The patient walks barefoot on this system, and the pressures at the plantar side of the foot are recorded. The pressure under the forefoot and rearfoot is measured separately, and the ratio tells us something of the distribution of peak pressure while the patient is walking normally.
Full examinations were carried out in all 248 subjects, most of whom had type 2 diabetes. Moderate and severe degrees of neuropathy were found in 95 and 57 subjects, respectively; these individuals were more frequently males and, as expected, had a longer duration of diabetes. Neuropathy score, cutaneous pressure perception threshold (with a range of Semmes-Weinstein monofilaments from 1 to 100 g) and vibration perception threshold (VPT; assessed by biothesiometry) were more severely disturbed in the subjects with the highest degree of neuropathy. Also, foot mobility and joint movements were more severely impaired.
Both forefoot and rearfoot peak plantar pressures were higher in the moderate and severe neuropathic groups. One of the most important findings was that the F/R ratio was considerably elevated in the patients with the most severe neuropathy. This implies that in this group there is a disproportionate increase of pressure in the forefoot. Although there was an association between plantar pressures and several indices, such as age, duration of diabetes, joint mobility and neuropathy score, all combined factors could account for only 12.6% and 27.1% of the variance measured in the rearfoot and forefoot pressures, respectively.
In a 30-month follow-up most ulcers developed under the forefoot. Peak plantar pressure and especially the F/R ratio were the most powerful predictors of ulcer development. As the authors indicated in the discussion, several factors contributed to this increase in forefoot pressure, amongst them motor impairment; functional changes in tendons such as the Achilles tendon, probably due to glycation of collagenous tissues; and possible rupture of the plantar fascia.
It can be discussed whether pressure measurements are superior predictors of the development of diabetic foot ulcer. The authors performed an extensive analysis to determine the most powerful risk factors for ulcer development. This showed that in univariate regression analysis a pressure >6 kg/cm2 and F/R ratio >2 were strong predictors of future ulceration, with an odds ratio of 3.2 and 2.7, respectively. In multivariate analysis, VPT, Semmes-Weinstein monofilaments, peak plantar pressure and F/R ratio were independent predictors of future ulcers, with the strongest predictive power for VPT and monofilaments (OR 2.7 and 2.6, respectively).
The advanced technique of measuring peak plantar pressure using a sophisticated software analysis program provides us with new insights into the pathophysiology of the development of foot ulcers. In earlier studies the same group had already reported that both high foot pressures (>6 kg/cm2) and neuropathy, assessed by VPT and 10 g Semmes-Weinstein monofilaments, were independently associated with current or previous foot ulcers [1].

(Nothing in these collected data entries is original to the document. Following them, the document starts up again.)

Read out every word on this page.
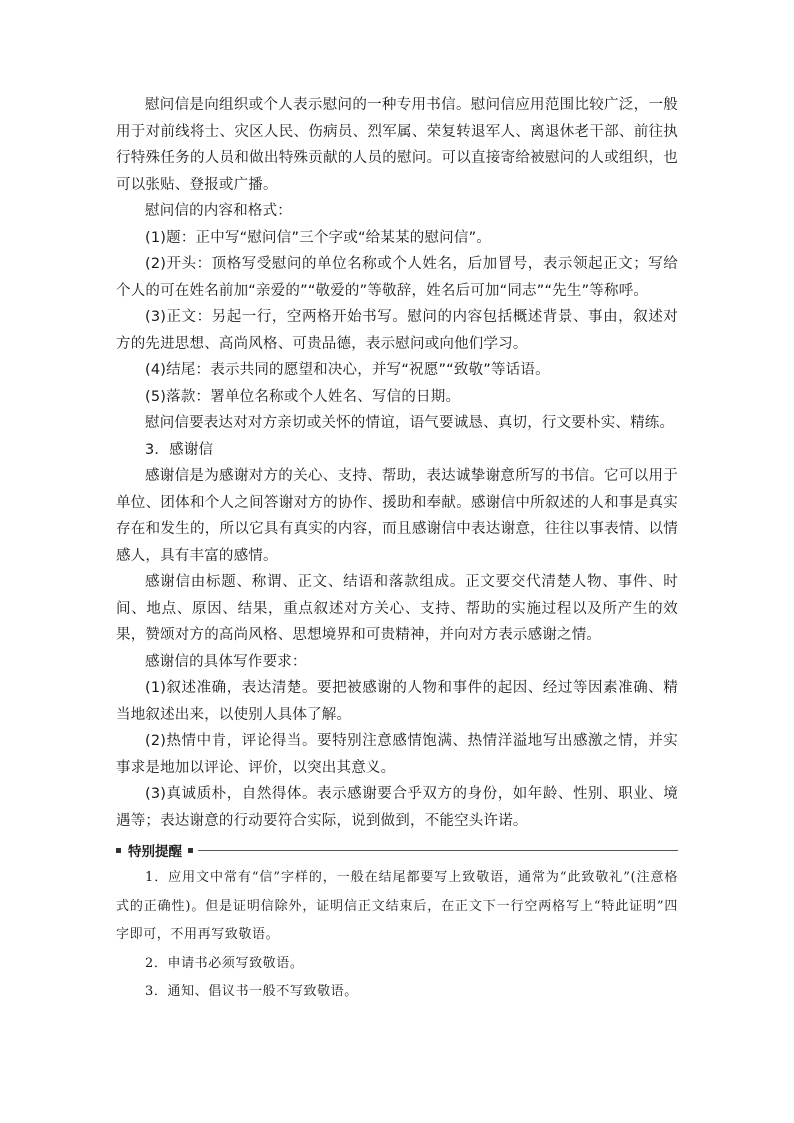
慰问信是向组织或个人表示慰问的一种专用书信。慰问信应用范围比较广泛，一般用于对前线将士、灾区人民、伤病员、烈军属、荣复转退军人、离退休老干部、前往执行特殊任务的人员和做出特殊贡献的人员的慰问。可以直接寄给被慰问的人或组织，也可以张贴、登报或广播。

慰问信的内容和格式：

(1)题：正中写“慰问信”三个字或“给某某的慰问信”。

(2)开头：顶格写受慰问的单位名称或个人姓名，后加冒号，表示领起正文；写给个人的可在姓名前加“亲爱的”“敬爱的”等敬辞，姓名后可加“同志”“先生”等称呼。

(3)正文：另起一行，空两格开始书写。慰问的内容包括概述背景、事由，叙述对方的先进思想、高尚风格、可贵品德，表示慰问或向他们学习。

(4)结尾：表示共同的愿望和决心，并写“祝愿”“致敬”等话语。

(5)落款：署单位名称或个人姓名、写信的日期。

慰问信要表达对对方亲切或关怀的情谊，语气要诚恳、真切，行文要朴实、精练。

3．感谢信

感谢信是为感谢对方的关心、支持、帮助，表达诚挚谢意所写的书信。它可以用于单位、团体和个人之间答谢对方的协作、援助和奉献。感谢信中所叙述的人和事是真实存在和发生的，所以它具有真实的内容，而且感谢信中表达谢意，往往以事表情、以情感人，具有丰富的感情。

感谢信由标题、称谓、正文、结语和落款组成。正文要交代清楚人物、事件、时间、地点、原因、结果，重点叙述对方关心、支持、帮助的实施过程以及所产生的效果，赞颂对方的高尚风格、思想境界和可贵精神，并向对方表示感谢之情。

感谢信的具体写作要求：

(1)叙述准确，表达清楚。要把被感谢的人物和事件的起因、经过等因素准确、精当地叙述出来，以使别人具体了解。

(2)热情中肯，评论得当。要特别注意感情饱满、热情洋溢地写出感激之情，并实事求是地加以评论、评价，以突出其意义。

(3)真诚质朴，自然得体。表示感谢要合乎双方的身份，如年龄、性别、职业、境遇等；表达谢意的行动要符合实际，说到做到，不能空头许诺。

特别提醒

1．应用文中常有“信”字样的，一般在结尾都要写上致敬语，通常为“此致敬礼”(注意格式的正确性)。但是证明信除外，证明信正文结束后，在正文下一行空两格写上“特此证明”四字即可，不用再写致敬语。

2．申请书必须写致敬语。

3．通知、倡议书一般不写致敬语。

The 10 g Semmes-Weinstein monofilament has been widely used to predict neuropathy and the development of ulcers in high-risk patients [2]. It should be emphasized that not all monofilaments are created equally, and that there is a considerable difference in performance between manufacturers [3]. Furthermore, monofilaments tend to become less rigid during use, and therefore may be suitable for use on a maximum of 10 patients per day before requiring a 24-h recovery period [3]. In addition to screening with monofilaments, regular inspection of the feet, education of patients about foot care, and treatment of underlying deformities such as hyperkeratosis and excessive callus formation are necessary to minimize the risk of foot ulcers.

References
1. Frykberg RG, Lavery LA, Pham H et al. Role of neuropathy and high foot pressures in diabetic foot ulceration. Diabetes Care 1998; 21(10): 1714–9.
2. Mayfield JA, Sugarman JR. The use of the Semmes-Weinstein monofilament and other threshold tests for preventing foot ulceration and amputation in persons with diabetes. J Fam Pract 2000; 49 (11 suppl): S17–29.
3. Booth J, Young MJ. Differences in the performance of commercially available 10-g monofilaments. Diabetes Care 2000; 23(7): 984-8.